For the glaze, I used a store bought sweet thi chili glaze, and added srirachi to it to heat it up quite a bit. But dipping these in a spicy ranch, queso, or salsa would be equally as delicious. 


 Don't bite into one right away, ya might burn your tounge off! 

Friday, October 4, 2013

Strawberry Milkshake Cupcakes

I have had the thought for these rolling around in my mind for a few weeks. 3 fails, to 1 success. Finally after different variations, this is my final play on these strawberry milkshake cupcakes. They offer the same silky malty flavor of a milkshake, but in a cupcake form. A sweet strawberry buttercream filling, and a simple whipped cream frosting makes for a scrumptious cupcake. 

Cupcake Batter 
1/2 cup room temp salted butter
1 3/4 cups sifted flour
1 cup granulated sugar
1 tsp baking powder
3/4 cup milk
3 eggs
1/3 plus 2 tbs strawberry Nesquik powder
1/2 tsp vanilla

 Cream the butter and sugar and eggs. Add the flour and baking powder alternately with the milk, starting with flour, and ending with flour. Add the strawberry powder and vanilla, and mix until the batter turns pink and is fully combined. Bake in cupcake liners for 12 to 15 minutes on 350. Let cool. 

Filling
1/2 cup room temp butter
1 1/2 cup powdered sugar
3 tbs heavy cream
1/3 cup strawberry Nesquik Powder  
1 tbs strawberry jello powder

 Whip all ingredients in a stand mixer until fluffy. It will be a brighter pink than the batter, due to the extra strawberry jello flavoring. After round one of not being strawberry enough, I added the jello flavoring as well. 

 When the cupcakes are cooled, they are ready to be filled. Pour the filling into a piping bag. I have a filler tip, it's long and pointed at the end, perfect for filling cupcakes. Stick the tip square into the middle of the cupcake and squeeze gently to fill the cupcake with the buttercream. Fill all the cupcakes with as much filling as they can stand, don't overfill, or the tops will crack. 

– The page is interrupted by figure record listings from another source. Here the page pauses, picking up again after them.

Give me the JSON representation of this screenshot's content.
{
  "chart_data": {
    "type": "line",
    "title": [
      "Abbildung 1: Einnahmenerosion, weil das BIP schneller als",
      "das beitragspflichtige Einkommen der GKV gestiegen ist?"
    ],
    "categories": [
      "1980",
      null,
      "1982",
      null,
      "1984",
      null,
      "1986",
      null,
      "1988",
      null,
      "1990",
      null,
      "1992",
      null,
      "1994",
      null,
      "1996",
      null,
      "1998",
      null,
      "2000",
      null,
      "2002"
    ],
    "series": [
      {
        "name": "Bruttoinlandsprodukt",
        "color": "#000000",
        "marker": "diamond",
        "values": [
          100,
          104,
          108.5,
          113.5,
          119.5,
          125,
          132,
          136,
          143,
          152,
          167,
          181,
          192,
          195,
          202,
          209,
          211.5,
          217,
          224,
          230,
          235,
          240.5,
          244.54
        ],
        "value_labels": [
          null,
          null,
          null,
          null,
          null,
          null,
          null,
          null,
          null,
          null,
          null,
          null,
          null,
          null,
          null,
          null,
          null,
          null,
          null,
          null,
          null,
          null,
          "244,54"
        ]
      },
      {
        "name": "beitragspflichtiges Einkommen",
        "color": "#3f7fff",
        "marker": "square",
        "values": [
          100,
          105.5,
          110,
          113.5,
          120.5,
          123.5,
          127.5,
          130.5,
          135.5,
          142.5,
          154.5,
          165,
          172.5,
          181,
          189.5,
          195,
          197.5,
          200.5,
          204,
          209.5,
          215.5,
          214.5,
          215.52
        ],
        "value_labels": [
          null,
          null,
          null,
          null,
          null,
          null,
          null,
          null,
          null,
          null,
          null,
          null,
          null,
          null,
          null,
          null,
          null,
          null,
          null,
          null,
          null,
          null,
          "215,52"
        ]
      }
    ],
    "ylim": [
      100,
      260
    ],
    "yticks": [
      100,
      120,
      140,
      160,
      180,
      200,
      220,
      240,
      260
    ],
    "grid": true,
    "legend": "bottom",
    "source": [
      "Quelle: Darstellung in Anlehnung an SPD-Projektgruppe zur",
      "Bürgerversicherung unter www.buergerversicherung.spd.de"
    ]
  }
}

 Between the cupcake itself, and the sweet filling, a simple whipped cream works well with the cupcakes. Plus who doesn't like whip cream on there strawberry milkshake? If your not good at making homemade whip cream ( or don't have a best friend in the kitchen, aka kitchenaid stand mixer) a scoop of cool whip will suffice. But here is how I make my whip cream

1 cup heavy cream
1/3 cup powdered sugar
1/2 tsp vanilla

 Chill your mixer bowl and whisk attachment in the freezer for 20 min. Add all of the whopping 3 ingredients and put on low for 1 minute, then kick it up to high speed, and whip until thick. Yes friends, it is that easy, and so much better than that can stuff people dare to put on pumpkin pie, and ice cream sundaes around the world. 

 Now let's cut into one of these beauty's and possibly have it for lunch!